Il pranzo di Natale a Napoli
I piatti della tradizione popolare e la lunga maratona gastronomica
Sta tutta descritta lì, tra le osterie e le botteghe del presepe, la tradizione del pranzo di Natale a Napoli così come ancora oggi è possibile rappresentarla. È una tradizione legata alla storia della grande fame, che attraversava il tempo e ripartiva il popolo tra chi mangiava realmente e chi sognava appena di mangiare. E così accadeva un tempo, forse fino agli anni '70, che la nascita del Bambin Gesù per la maggior parte dei napoletani, dopo un anno di risparmi finalizzati anche alla composizione del canisto, il cesto ricolmo di cibarie, divenisse occasione per sospendere, mettere da parte le differenze di classe e per animare, invece, le cucine o imbandire le tavole non soltanto nella finzione dello scoglio, ma anche nella realtà.
Visto nel suo insieme il pranzo natalizio appare, allora, come un rito ininterrotto, che incomincia la sera della vigilia e termina a Santo Stefano. È un susseguirsi di cibi ai quali nessuno sa rinunciare e che rappresentano una sorta di contaminazione antica tra la cucina povera e quella ricca.
Il baccalà, ad esempio, presentato semplicemente lesso, condito con olio e limone oppure fritto in pastella oppure 'mpasticcio nella pizza di scarole (godetevi il video) non può mancare nella lista degli antipasti la sera della vigilia.
Così come non può mancare il capitone, i cui tranci arrostiti seguono in menu il piatto di vermicelli con le vongole, che nel tempo ha sostituito quello condito soltanto con acciughe, capperi e olive oppure con il sugo di pomodoro insaporito dalle teste e dalle code della stessa anguilla.
Un manuale di cucina napoletana dell’ottocento suggerisce per secondo aragosta bollita o pasticcio di cefalo farcito di scarola e per contorno la classica insalata di rinforzo arricchita di broccoli e cavoli.
Minestra di cicoria in brodo di cappone imbottito con le sue interiora in fricassea con uova, pinoli e uva passa apre, invece, il pranzo del giorno di Natale.

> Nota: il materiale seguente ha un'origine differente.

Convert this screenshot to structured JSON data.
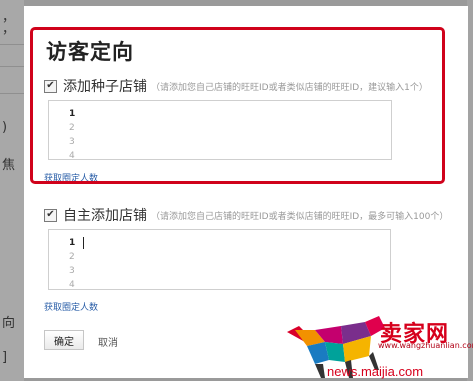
{
  "modal": {
    "title": "访客定向",
    "section1": {
      "label": "添加种子店铺",
      "hint": "（请添加您自己店铺的旺旺ID或者类似店铺的旺旺ID，建议输入1个）",
      "checked": true,
      "line_numbers": [
        "1",
        "2",
        "3",
        "4"
      ],
      "link": "获取圈定人数"
    },
    "section2": {
      "label": "自主添加店铺",
      "hint": "（请添加您自己店铺的旺旺ID或者类似店铺的旺旺ID，最多可输入100个）",
      "checked": true,
      "line_numbers": [
        "1",
        "2",
        "3",
        "4"
      ],
      "link": "获取圈定人数"
    },
    "confirm_label": "确定",
    "cancel_label": "取消",
    "check_glyph": "✔"
  },
  "background": {
    "fragments": [
      "，",
      "，",
      ")",
      "焦",
      "向",
      "]"
    ]
  },
  "watermark": {
    "brand": "卖家网",
    "url": "www.wangzhuanlian.com",
    "domain": "news.maijia.com"
  },
  "colors": {
    "highlight": "#d0021b",
    "link": "#2b5fa8",
    "watermark": "#d6001c"
  }
}
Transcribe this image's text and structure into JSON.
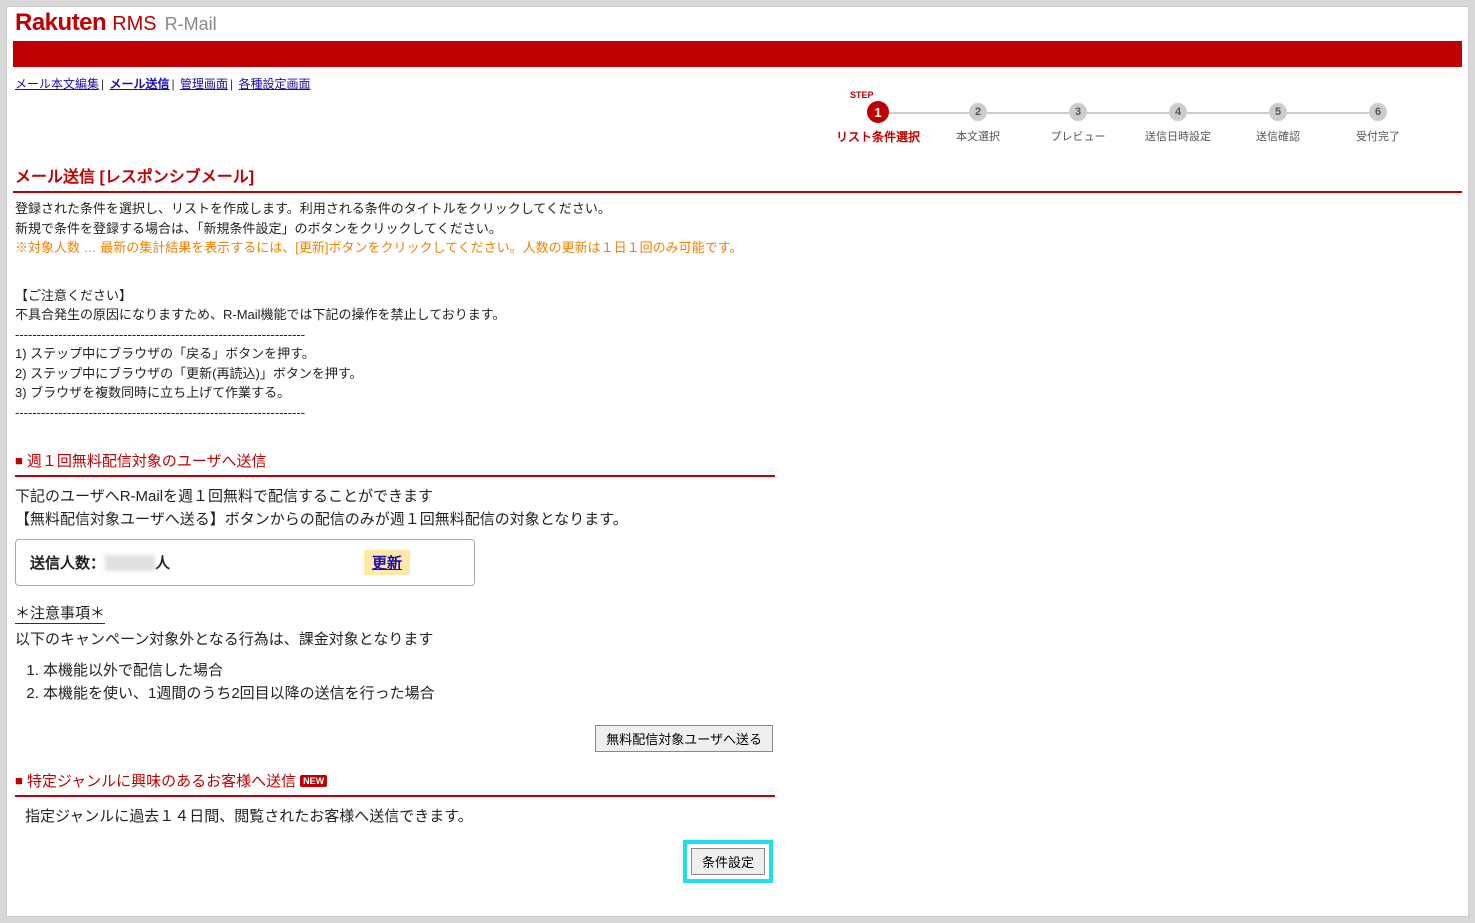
{
  "brand": {
    "main": "Rakuten",
    "rms": "RMS",
    "sub": "R-Mail"
  },
  "breadcrumb": {
    "items": [
      "メール本文編集",
      "メール送信",
      "管理画面",
      "各種設定画面"
    ],
    "active_index": 1
  },
  "steps": {
    "pre_label": "STEP",
    "items": [
      {
        "num": "1",
        "label": "リスト条件選択",
        "active": true
      },
      {
        "num": "2",
        "label": "本文選択"
      },
      {
        "num": "3",
        "label": "プレビュー"
      },
      {
        "num": "4",
        "label": "送信日時設定"
      },
      {
        "num": "5",
        "label": "送信確認"
      },
      {
        "num": "6",
        "label": "受付完了"
      }
    ]
  },
  "page_title": "メール送信 [レスポンシブメール]",
  "intro": {
    "line1": "登録された条件を選択し、リストを作成します。利用される条件のタイトルをクリックしてください。",
    "line2": "新規で条件を登録する場合は、「新規条件設定」のボタンをクリックしてください。",
    "note": "※対象人数 … 最新の集計結果を表示するには、[更新]ボタンをクリックしてください。人数の更新は１日１回のみ可能です。"
  },
  "caution": {
    "head": "【ご注意ください】",
    "lead": "不具合発生の原因になりますため、R-Mail機能では下記の操作を禁止しております。",
    "dash": "-------------------------------------------------------------------",
    "r1": "1) ステップ中にブラウザの「戻る」ボタンを押す。",
    "r2": "2) ステップ中にブラウザの「更新(再読込)」ボタンを押す。",
    "r3": "3) ブラウザを複数同時に立ち上げて作業する。"
  },
  "weekly": {
    "title": "週１回無料配信対象のユーザへ送信",
    "p1": "下記のユーザへR-Mailを週１回無料で配信することができます",
    "p2": "【無料配信対象ユーザへ送る】ボタンからの配信のみが週１回無料配信の対象となります。",
    "send_label": "送信人数：",
    "send_unit": "人",
    "update": "更新",
    "caution_head": "＊注意事項＊",
    "caution_lead": "以下のキャンペーン対象外となる行為は、課金対象となります",
    "li1": "本機能以外で配信した場合",
    "li2": "本機能を使い、1週間のうち2回目以降の送信を行った場合",
    "button": "無料配信対象ユーザへ送る"
  },
  "genre": {
    "title": "特定ジャンルに興味のあるお客様へ送信",
    "new": "NEW",
    "p1": "指定ジャンルに過去１４日間、閲覧されたお客様へ送信できます。",
    "button": "条件設定"
  }
}
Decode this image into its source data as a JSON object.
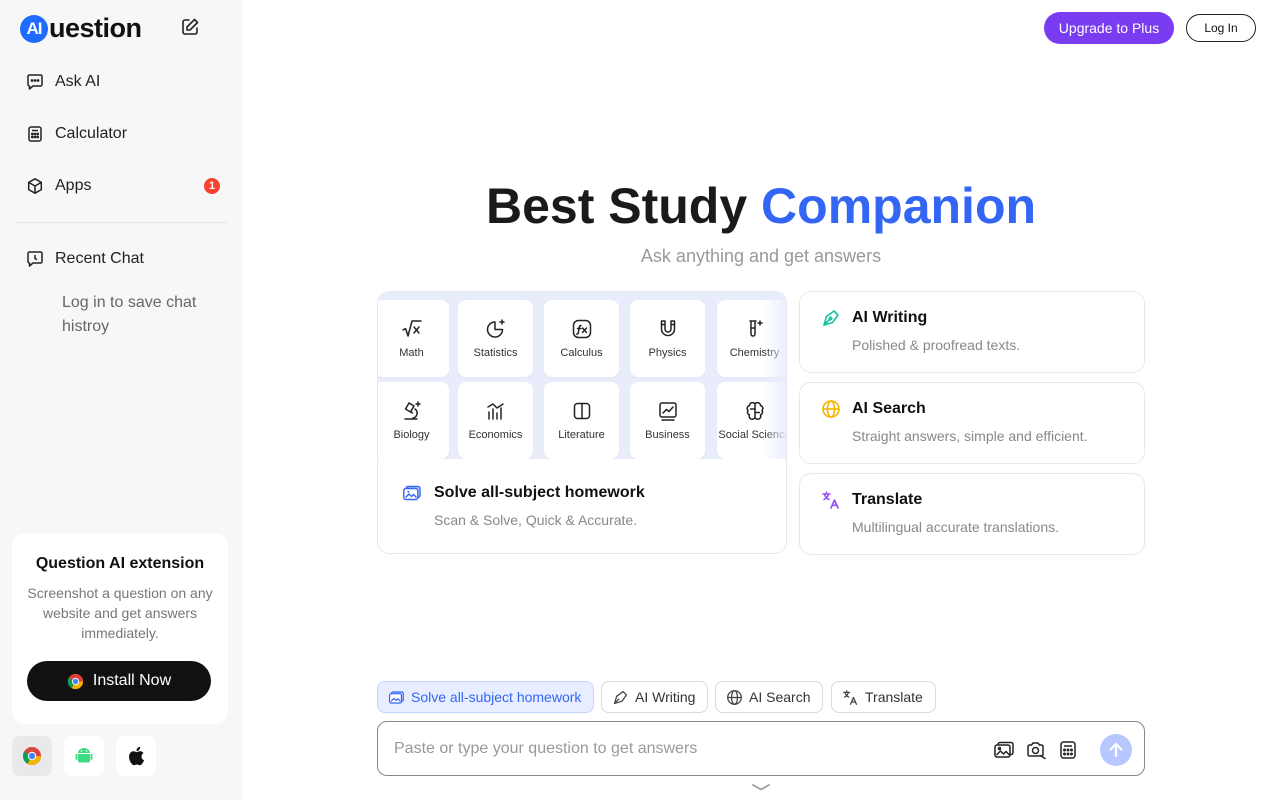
{
  "brand": {
    "logo_badge": "AI",
    "logo_text": "uestion"
  },
  "sidebar": {
    "nav": [
      {
        "label": "Ask AI",
        "icon": "chat-icon"
      },
      {
        "label": "Calculator",
        "icon": "calculator-icon"
      },
      {
        "label": "Apps",
        "icon": "cube-icon",
        "badge": "1"
      }
    ],
    "recent": {
      "label": "Recent Chat",
      "hint": "Log in to save chat histroy"
    },
    "extension": {
      "title": "Question AI extension",
      "description": "Screenshot a question on any website and get answers immediately.",
      "install_label": "Install Now"
    },
    "stores": [
      "chrome-icon",
      "android-icon",
      "apple-icon"
    ]
  },
  "header": {
    "upgrade_label": "Upgrade to Plus",
    "login_label": "Log In"
  },
  "hero": {
    "title_main": "Best Study",
    "title_accent": "Companion",
    "subtitle": "Ask anything and get answers"
  },
  "subjects": {
    "items": [
      "Math",
      "Statistics",
      "Calculus",
      "Physics",
      "Chemistry",
      "Biology",
      "Economics",
      "Literature",
      "Business",
      "Social Science"
    ],
    "card_title": "Solve all-subject homework",
    "card_desc": "Scan & Solve, Quick & Accurate."
  },
  "features": [
    {
      "title": "AI Writing",
      "desc": "Polished & proofread texts.",
      "icon": "pen-icon",
      "color": "#13c2a3"
    },
    {
      "title": "AI Search",
      "desc": "Straight answers, simple and efficient.",
      "icon": "globe-icon",
      "color": "#f5b400"
    },
    {
      "title": "Translate",
      "desc": "Multilingual accurate translations.",
      "icon": "translate-icon",
      "color": "#9a4cf5"
    }
  ],
  "chips": [
    {
      "label": "Solve all-subject homework",
      "active": true
    },
    {
      "label": "AI Writing",
      "active": false
    },
    {
      "label": "AI Search",
      "active": false
    },
    {
      "label": "Translate",
      "active": false
    }
  ],
  "ask": {
    "placeholder": "Paste or type your question to get answers"
  },
  "colors": {
    "accent": "#3366f5",
    "upgrade": "#7a3cf0",
    "badge": "#f5432f"
  }
}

E per secondo lo stesso cappone ripassato in padella oppure servito soltanto con la sua farcitura.
Lavanelle ricavate da una sfoglia di pasta all’uovo tirata fresca in casa e condite con un buon Rraù è il primo a Santo Stefano.
Struffoli, roccocò, pasta reale, mostaccioli, raffiuoli, raffiuoli a cassata, sosamielli sono gli eterni immancabili dolci. Imperdibili come le sciosciole, 'o spasso la frutta secca, che in questi giorni segna il ritmo e impegna fin troppo, con il suo sovraccarico energetico, il lungo tempo della tavola.